Heading into the Grade 3 Eddie D. Stakes, held in two divisions on Sept. 30, I felt pretty strongly that Lady Shipman was the best turf sprinter in the United Stakes. But she had never run on the unique downhill turf course at Santa Anita Park, which is the course for the Breeders’ Cup Turf Sprint. Unfortunately, it did not go as well as I had hoped. Lady Shipman ran sixth and never really threatened. She really had nothing left for the stretch run after tracking from fifth. When the Turf Sprint is held at Santa Anita Park, the race is won by runners — often specialists like Mizdirection — who relish that particular turf course. I didn’t see anything from Lady Shipman in the Eddie D. that indicated she felt at home on the downhill turf course.

(Eclipse Sportswire)
2. Klimt

It looked like Klimt got away a little slowly in the FrontRunner Stakes after the race started with Secret House’s jockey still standing on the starting gate and a riderless horse scampering to the front. He still ran respectably to finish second, beaten by three lengths by Gormley, but I expected more from the 3-10 favorite who four weeks ago I proclaimed the favorite for the Sentient Jet Breeders’ Cup Juvenile.
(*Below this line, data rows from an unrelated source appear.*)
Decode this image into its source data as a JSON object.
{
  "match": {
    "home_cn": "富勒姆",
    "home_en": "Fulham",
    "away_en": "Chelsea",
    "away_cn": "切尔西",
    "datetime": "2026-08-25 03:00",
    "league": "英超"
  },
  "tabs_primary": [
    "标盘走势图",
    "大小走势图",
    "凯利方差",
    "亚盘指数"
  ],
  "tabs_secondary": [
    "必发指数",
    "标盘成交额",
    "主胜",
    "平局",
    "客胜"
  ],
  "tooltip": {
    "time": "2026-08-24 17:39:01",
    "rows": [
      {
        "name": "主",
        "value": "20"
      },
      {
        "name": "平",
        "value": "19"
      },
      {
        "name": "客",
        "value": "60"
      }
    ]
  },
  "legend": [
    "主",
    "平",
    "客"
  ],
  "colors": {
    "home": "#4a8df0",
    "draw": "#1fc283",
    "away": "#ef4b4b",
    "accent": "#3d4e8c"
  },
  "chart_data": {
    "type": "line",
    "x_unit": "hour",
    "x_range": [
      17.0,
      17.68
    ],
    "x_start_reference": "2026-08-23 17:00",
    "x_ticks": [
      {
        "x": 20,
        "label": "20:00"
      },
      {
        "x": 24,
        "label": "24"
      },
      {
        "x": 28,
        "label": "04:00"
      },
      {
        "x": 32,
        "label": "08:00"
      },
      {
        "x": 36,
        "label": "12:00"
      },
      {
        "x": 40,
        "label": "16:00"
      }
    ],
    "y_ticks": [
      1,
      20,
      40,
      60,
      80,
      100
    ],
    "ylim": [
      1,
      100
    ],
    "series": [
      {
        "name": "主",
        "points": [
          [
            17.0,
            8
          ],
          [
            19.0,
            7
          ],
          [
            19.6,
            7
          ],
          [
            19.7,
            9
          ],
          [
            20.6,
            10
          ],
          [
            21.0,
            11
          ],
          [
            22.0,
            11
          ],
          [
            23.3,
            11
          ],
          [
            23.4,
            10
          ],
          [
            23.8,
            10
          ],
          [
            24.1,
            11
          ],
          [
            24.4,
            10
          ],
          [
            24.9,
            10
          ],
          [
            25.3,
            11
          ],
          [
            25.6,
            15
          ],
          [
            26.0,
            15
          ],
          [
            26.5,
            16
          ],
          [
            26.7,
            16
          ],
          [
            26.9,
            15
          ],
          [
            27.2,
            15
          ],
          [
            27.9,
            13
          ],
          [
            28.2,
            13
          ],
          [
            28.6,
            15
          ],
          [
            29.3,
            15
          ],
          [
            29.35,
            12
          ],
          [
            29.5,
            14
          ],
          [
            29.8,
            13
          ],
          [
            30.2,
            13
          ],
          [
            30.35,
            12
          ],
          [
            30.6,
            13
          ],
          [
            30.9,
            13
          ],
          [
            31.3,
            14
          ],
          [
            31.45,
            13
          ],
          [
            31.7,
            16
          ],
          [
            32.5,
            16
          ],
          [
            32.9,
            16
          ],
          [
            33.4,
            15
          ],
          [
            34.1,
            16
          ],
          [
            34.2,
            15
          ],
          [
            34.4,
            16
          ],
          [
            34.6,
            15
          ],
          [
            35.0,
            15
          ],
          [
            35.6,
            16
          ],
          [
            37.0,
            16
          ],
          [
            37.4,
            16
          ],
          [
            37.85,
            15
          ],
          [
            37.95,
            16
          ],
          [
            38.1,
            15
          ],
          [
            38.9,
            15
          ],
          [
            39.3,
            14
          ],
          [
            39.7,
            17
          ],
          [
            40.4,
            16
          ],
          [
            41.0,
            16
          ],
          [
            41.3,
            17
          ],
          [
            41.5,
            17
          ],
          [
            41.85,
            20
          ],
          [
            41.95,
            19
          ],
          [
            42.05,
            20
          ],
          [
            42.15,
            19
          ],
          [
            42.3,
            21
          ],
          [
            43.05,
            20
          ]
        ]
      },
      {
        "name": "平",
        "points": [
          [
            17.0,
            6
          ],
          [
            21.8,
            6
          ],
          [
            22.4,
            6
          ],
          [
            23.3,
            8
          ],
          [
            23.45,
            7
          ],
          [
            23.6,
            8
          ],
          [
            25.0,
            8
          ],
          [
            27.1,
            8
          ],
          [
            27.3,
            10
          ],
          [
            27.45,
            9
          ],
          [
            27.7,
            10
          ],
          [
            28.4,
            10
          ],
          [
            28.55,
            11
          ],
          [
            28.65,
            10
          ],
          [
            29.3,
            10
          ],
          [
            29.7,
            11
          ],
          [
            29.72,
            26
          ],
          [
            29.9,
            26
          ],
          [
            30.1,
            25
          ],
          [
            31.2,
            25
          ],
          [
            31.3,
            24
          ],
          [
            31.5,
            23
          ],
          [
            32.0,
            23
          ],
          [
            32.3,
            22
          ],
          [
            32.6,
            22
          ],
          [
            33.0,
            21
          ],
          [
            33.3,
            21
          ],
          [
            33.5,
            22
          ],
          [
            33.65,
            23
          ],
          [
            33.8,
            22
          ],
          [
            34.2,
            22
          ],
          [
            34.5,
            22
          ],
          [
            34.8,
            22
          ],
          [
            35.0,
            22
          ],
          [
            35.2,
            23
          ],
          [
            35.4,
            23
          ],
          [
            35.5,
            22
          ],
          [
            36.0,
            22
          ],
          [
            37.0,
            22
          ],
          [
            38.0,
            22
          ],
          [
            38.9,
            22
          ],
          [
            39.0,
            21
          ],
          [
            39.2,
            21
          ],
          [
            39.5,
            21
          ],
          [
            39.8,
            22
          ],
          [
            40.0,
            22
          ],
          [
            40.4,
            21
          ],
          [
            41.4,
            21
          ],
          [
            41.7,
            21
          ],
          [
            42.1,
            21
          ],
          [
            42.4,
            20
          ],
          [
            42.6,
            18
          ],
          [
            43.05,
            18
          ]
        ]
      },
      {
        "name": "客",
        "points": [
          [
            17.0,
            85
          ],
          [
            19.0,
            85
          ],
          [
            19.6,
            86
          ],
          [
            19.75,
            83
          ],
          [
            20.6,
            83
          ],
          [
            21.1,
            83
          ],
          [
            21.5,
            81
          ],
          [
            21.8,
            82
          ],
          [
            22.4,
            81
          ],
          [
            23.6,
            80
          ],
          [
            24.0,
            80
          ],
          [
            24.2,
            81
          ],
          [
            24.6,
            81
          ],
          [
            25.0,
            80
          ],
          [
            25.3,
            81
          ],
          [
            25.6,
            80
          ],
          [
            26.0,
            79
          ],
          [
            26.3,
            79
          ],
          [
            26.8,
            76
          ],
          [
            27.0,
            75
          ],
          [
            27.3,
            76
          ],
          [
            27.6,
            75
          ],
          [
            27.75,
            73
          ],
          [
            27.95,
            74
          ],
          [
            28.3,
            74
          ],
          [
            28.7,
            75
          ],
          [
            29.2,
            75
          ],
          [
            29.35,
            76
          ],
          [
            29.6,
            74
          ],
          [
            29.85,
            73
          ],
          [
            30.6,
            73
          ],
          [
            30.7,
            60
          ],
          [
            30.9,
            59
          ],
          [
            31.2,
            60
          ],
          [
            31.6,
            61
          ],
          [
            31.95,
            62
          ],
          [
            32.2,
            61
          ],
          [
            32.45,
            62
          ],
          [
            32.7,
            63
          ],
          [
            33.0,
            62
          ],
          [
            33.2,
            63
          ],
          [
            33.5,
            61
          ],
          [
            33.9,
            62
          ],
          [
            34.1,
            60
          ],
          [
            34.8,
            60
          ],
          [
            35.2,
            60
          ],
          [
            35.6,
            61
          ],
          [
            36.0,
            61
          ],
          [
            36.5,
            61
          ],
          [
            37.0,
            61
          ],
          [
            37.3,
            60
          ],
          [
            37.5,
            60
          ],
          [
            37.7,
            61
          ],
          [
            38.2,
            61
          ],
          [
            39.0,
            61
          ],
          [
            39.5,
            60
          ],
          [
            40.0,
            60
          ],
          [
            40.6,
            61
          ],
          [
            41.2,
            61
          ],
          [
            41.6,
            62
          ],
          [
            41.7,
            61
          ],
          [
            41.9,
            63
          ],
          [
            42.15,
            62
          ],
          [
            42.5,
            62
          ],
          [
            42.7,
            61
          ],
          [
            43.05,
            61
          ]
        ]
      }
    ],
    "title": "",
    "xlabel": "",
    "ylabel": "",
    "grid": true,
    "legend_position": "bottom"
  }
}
The biggest concern is that Klimt didn’t appear to have quite the late punch in the FrontRunner, which was his first time stretching out in distance to a race longer than seven furlongs (seven-eighths of a mile). My hope is that the FrontRunner provides Klimt with a little more foundation and his second attempt going around two turns in the Juvenile leads to an improved effort. That said, FrontRunner winner Gormley sure looked strong in victory and Not This Time was impressive in winning the Iroquois Stakes on Sept. 17, so Klimt is no longer the leading contender for the Juvenile.

Eclipse Sportswire
3. Runhappy

This is a tough one to write because Runhappy is a personal favorite of mine, but in the Grade 3 Ack Ack Handicap on Oct. 1 he didn’t look like the horse I thought was the fastest in training when he won the Malibu Stakes on Dec. 26 to wrap up the Eclipse Award as champion sprinter. To be fair, the Ack Ack was his first race in more than nine months, but it seemed to me to be an unusual spot for his return. Here is a racehorse who has been an absolute beast in sprints and struggled in his only previous race beyond seven-eighths of a mile when ninth in the 2015 Lecomte Stakes. I understand his connections have been targeting the Las Vegas Breeders’ Cup Dirt Mile and, hopefully, in January the $12 million Pegasus World Cup at 1 1/8 miles. But coming off the bench at one mile when Runhappy is the best sprinter in the world seemed like an odd choice rather than a gradual progression to a mile. Runhappy faded to fourth in the six-horse field after leading through six furlongs in 1:10.22. It was not a terrible race from the champion, but it also wasn’t the freakish display of raw ability we’ve become used to seeing from Runhappy. Hopefully, he’ll get enough out of that race to be at his best in the Breeders’ Cup.